Overall ratings of the initial session were quite high; ratings were particularly favorable among Black and older PWH. These findings are in line with the satisfaction ratings of a computerized alcohol brief intervention in other clinical populations [45, 46]. Ratings remained high at Session 2 suggesting that CBI is acceptable to be delivered over time across multiple sessions. Importantly, persons who rated session 1 higher were more likely to watch session 2, but were not necessarily more likely to reduce their drinking between sessions 1 and 2. These overall strong ratings align with the broader literature on computer-delivered assessments and interventions.

This study has several notable strengths. Perhaps most importantly, we evaluated an intervention that could be integrated into routine clinical care with relatively minimal investments of clinic resources. Second, because the intervention is computerized, it is replicable across sites and not subject to intervention “fatigue.” Third, quantity and frequency of alcohol consumption at both baseline and follow-up were obtained as part of ongoing routine clinical care regardless of whether or not persons chose to enroll in CBI; these reports should be less subject to bias and reactivity than the time and person intensive assessments to quantify alcohol consumption and associated problems traditionally used in alcohol treatment trials. Fourth, unlike many clinical research studies that pay patients based on their participation, there were no financial incentives for patients to engage in this study. Finally, generalization of our findings to other HIV care clinics was enhanced by: 1) the study sample was not restricted by narrow inclusion or exclusion criteria; 2) the impact of the intervention was not mixed with observer effects; and 3) the intervention was implemented in two clinics with very different patient demographic characteristics and staffing patterns.

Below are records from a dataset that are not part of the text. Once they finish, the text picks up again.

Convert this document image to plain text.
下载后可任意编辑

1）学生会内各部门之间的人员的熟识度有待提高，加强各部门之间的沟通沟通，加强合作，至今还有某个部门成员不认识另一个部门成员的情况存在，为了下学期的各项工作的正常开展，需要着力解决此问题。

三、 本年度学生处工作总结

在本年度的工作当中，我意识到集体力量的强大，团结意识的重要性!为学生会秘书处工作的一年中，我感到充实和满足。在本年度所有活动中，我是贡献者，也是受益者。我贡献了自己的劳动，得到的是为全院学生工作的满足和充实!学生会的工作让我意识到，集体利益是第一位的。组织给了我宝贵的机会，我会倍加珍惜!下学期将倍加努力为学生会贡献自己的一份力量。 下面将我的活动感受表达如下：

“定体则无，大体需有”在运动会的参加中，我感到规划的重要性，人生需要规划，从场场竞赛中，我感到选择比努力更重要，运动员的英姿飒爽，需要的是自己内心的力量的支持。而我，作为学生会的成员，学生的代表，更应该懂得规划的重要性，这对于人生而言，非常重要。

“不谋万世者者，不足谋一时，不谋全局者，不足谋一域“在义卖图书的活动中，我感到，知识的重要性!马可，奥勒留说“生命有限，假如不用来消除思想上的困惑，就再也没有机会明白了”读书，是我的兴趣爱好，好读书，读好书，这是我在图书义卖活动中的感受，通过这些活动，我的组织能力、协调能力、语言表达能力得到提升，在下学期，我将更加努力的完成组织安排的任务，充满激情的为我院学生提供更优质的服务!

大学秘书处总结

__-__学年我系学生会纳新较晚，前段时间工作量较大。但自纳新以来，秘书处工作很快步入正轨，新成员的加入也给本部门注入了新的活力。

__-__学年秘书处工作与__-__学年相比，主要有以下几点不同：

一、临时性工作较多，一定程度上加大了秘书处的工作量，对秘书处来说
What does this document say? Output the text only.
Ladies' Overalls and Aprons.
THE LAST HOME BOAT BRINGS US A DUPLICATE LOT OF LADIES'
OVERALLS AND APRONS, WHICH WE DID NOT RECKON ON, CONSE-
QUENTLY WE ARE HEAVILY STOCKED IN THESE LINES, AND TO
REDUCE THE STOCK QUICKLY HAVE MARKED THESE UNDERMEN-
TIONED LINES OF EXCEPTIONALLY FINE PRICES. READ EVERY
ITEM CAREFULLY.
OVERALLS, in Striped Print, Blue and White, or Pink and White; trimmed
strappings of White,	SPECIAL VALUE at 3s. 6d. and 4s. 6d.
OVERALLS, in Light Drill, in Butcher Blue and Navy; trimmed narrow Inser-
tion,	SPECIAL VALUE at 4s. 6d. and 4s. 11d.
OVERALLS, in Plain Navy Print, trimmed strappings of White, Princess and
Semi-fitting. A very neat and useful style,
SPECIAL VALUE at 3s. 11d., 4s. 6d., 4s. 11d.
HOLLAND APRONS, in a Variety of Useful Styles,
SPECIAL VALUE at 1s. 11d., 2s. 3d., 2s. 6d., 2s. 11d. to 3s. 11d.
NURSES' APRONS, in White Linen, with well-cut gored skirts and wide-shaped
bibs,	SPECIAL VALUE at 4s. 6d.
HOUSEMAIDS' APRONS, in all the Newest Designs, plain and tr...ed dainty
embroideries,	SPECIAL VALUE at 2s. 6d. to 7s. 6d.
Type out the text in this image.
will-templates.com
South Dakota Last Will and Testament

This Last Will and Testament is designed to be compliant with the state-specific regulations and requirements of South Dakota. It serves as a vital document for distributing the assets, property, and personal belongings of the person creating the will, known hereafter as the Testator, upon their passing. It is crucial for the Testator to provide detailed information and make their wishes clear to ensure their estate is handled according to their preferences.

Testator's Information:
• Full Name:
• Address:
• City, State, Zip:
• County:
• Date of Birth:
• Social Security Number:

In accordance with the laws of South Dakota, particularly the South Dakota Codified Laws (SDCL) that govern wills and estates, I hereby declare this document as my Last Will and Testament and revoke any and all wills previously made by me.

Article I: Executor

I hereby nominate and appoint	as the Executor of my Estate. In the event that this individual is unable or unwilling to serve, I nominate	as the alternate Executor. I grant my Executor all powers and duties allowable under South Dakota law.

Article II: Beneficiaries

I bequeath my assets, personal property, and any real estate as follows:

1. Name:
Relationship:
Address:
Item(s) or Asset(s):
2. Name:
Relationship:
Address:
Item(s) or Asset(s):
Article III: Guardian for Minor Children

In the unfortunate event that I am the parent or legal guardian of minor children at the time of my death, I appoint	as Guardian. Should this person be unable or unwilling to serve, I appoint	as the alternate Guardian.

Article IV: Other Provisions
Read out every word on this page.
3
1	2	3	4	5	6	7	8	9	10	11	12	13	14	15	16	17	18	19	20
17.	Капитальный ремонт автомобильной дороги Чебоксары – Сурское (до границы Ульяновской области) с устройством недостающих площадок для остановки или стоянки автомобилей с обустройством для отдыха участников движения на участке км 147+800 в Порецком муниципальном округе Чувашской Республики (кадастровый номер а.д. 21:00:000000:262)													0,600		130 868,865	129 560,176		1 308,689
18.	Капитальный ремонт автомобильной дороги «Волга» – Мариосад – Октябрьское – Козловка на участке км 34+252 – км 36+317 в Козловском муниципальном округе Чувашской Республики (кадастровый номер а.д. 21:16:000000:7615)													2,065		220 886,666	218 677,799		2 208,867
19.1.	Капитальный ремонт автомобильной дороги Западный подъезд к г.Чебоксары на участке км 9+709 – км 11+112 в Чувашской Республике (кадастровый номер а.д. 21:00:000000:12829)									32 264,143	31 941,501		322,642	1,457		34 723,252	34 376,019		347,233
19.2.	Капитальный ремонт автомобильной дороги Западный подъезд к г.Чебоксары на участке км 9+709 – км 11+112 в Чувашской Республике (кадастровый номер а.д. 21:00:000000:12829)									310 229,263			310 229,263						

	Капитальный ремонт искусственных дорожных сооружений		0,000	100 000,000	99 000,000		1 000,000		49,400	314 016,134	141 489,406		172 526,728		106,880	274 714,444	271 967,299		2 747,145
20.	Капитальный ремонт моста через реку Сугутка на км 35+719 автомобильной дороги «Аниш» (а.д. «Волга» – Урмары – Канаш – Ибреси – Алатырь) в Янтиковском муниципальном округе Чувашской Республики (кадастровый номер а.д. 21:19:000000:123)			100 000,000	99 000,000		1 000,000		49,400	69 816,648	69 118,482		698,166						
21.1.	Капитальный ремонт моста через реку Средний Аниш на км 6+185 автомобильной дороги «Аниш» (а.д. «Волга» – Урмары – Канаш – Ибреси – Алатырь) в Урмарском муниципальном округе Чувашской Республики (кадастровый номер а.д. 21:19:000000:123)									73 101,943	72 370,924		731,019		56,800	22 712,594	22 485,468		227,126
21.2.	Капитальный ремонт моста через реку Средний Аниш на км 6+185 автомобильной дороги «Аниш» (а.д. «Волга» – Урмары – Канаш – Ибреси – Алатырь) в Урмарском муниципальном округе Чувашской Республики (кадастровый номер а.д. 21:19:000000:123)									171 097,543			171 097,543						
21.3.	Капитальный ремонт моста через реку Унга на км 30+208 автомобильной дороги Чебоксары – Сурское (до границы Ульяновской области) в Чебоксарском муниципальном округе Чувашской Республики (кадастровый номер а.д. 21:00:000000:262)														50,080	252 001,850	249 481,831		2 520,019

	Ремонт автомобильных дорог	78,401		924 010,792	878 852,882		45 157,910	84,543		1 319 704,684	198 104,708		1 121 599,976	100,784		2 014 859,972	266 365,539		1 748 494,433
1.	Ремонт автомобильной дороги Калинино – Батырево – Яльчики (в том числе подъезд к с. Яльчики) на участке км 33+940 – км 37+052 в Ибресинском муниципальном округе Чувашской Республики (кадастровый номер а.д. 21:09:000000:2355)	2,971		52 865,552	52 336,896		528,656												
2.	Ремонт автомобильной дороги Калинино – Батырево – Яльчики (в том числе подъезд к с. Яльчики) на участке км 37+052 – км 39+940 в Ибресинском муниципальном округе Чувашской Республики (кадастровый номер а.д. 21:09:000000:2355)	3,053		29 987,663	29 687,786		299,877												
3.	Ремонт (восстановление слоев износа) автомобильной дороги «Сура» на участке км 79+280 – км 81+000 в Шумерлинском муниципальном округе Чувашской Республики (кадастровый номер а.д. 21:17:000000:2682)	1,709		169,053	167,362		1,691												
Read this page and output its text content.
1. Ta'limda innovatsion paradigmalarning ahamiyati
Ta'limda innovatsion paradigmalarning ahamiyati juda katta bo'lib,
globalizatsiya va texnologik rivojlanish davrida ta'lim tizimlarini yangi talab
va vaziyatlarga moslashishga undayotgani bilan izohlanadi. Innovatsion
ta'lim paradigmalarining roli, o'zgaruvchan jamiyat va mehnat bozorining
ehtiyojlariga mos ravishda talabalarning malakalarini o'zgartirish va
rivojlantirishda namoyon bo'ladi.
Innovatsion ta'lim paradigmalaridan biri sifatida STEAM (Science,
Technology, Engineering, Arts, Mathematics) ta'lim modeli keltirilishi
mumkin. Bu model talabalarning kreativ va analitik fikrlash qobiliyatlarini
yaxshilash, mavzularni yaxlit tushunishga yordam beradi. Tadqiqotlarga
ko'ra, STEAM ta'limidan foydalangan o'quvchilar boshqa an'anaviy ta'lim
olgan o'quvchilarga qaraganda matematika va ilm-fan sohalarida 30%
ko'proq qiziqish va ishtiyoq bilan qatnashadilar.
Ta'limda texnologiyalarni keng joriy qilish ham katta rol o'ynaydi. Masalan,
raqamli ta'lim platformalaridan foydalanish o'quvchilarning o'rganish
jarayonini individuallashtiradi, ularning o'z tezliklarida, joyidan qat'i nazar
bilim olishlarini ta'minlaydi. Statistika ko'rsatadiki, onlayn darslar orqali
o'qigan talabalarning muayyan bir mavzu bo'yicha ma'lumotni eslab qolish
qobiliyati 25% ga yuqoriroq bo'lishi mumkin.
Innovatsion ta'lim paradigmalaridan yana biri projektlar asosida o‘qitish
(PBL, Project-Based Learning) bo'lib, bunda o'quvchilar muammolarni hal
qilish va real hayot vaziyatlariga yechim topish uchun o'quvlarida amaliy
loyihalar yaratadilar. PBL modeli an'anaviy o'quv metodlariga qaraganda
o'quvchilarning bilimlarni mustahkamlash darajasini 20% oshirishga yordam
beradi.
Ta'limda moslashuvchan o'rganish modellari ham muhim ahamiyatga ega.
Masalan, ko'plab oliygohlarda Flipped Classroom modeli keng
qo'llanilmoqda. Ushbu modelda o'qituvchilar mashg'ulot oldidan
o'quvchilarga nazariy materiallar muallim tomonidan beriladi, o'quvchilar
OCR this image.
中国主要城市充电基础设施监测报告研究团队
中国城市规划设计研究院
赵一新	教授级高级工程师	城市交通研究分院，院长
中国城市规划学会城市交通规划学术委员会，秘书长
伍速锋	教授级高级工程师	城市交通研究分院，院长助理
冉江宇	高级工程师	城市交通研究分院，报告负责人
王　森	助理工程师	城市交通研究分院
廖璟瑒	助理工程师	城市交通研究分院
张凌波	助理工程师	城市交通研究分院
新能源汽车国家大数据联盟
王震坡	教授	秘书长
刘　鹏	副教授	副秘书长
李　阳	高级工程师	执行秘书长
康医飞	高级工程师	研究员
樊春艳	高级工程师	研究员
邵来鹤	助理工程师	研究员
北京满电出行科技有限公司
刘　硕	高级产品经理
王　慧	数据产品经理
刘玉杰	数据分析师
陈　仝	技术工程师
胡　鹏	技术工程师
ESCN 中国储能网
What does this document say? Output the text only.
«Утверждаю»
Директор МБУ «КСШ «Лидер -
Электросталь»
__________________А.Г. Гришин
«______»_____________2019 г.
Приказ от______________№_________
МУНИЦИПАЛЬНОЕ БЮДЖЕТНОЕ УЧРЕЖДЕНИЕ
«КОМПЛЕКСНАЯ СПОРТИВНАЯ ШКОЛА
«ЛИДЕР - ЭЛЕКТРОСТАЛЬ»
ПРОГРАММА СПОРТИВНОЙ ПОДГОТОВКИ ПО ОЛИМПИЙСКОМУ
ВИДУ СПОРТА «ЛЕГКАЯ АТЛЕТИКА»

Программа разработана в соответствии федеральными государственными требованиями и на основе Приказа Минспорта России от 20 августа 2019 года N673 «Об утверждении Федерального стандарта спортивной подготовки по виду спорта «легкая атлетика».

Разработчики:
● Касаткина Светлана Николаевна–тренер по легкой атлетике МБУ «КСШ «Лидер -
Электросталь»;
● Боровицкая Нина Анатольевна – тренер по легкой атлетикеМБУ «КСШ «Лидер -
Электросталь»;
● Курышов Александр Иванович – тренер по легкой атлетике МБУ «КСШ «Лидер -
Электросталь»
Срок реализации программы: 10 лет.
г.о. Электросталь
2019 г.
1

The current study also has several limitations that need to be acknowledged. First, there was a relatively small sample size that limited subgroup analyses. Second, because data were collected during routine clinic visits, we had limited data on changes in VL or AUD medication treatment as a function of the intervention. We did examine pharmacotherapy use in the clinics as a whole and found that prevalence of naltrexone use for AUD treatment was quite low. Clearly this will be an important area for future research. Third, although most of our CBI content used well-established, empirically validated cognitive-behavioral techniques, the current intervention was tailored specifically for PWH. This tailored intervention had not been examined in a randomized efficacy study prior to use in our implementation study.

Conclusions

We found good rates of patient enrollment, clinically meaningful levels of change, and high patient satisfaction with a two session, computerized brief alcohol intervention tailored for PWH receiving HIV continuity care. These promising results point to a practical intervention for alcohol reduction in this vulnerable patient population with elevated rates of heavy/hazardous drinking. It will be important in future research to replicate the present findings and to explore additional strategies to increase patient enrollment and engagement and to intensify treatment services for patients who were unable to reduce their drinking below hazardous levels following brief intervention. Based on implementation lessons learned in the current study, our ongoing research is examining the use of a mobile platform that allows patients to complete the intervention on their own and integration of an AUD treatment algorithm to intensify treatment in a stepped-care approach.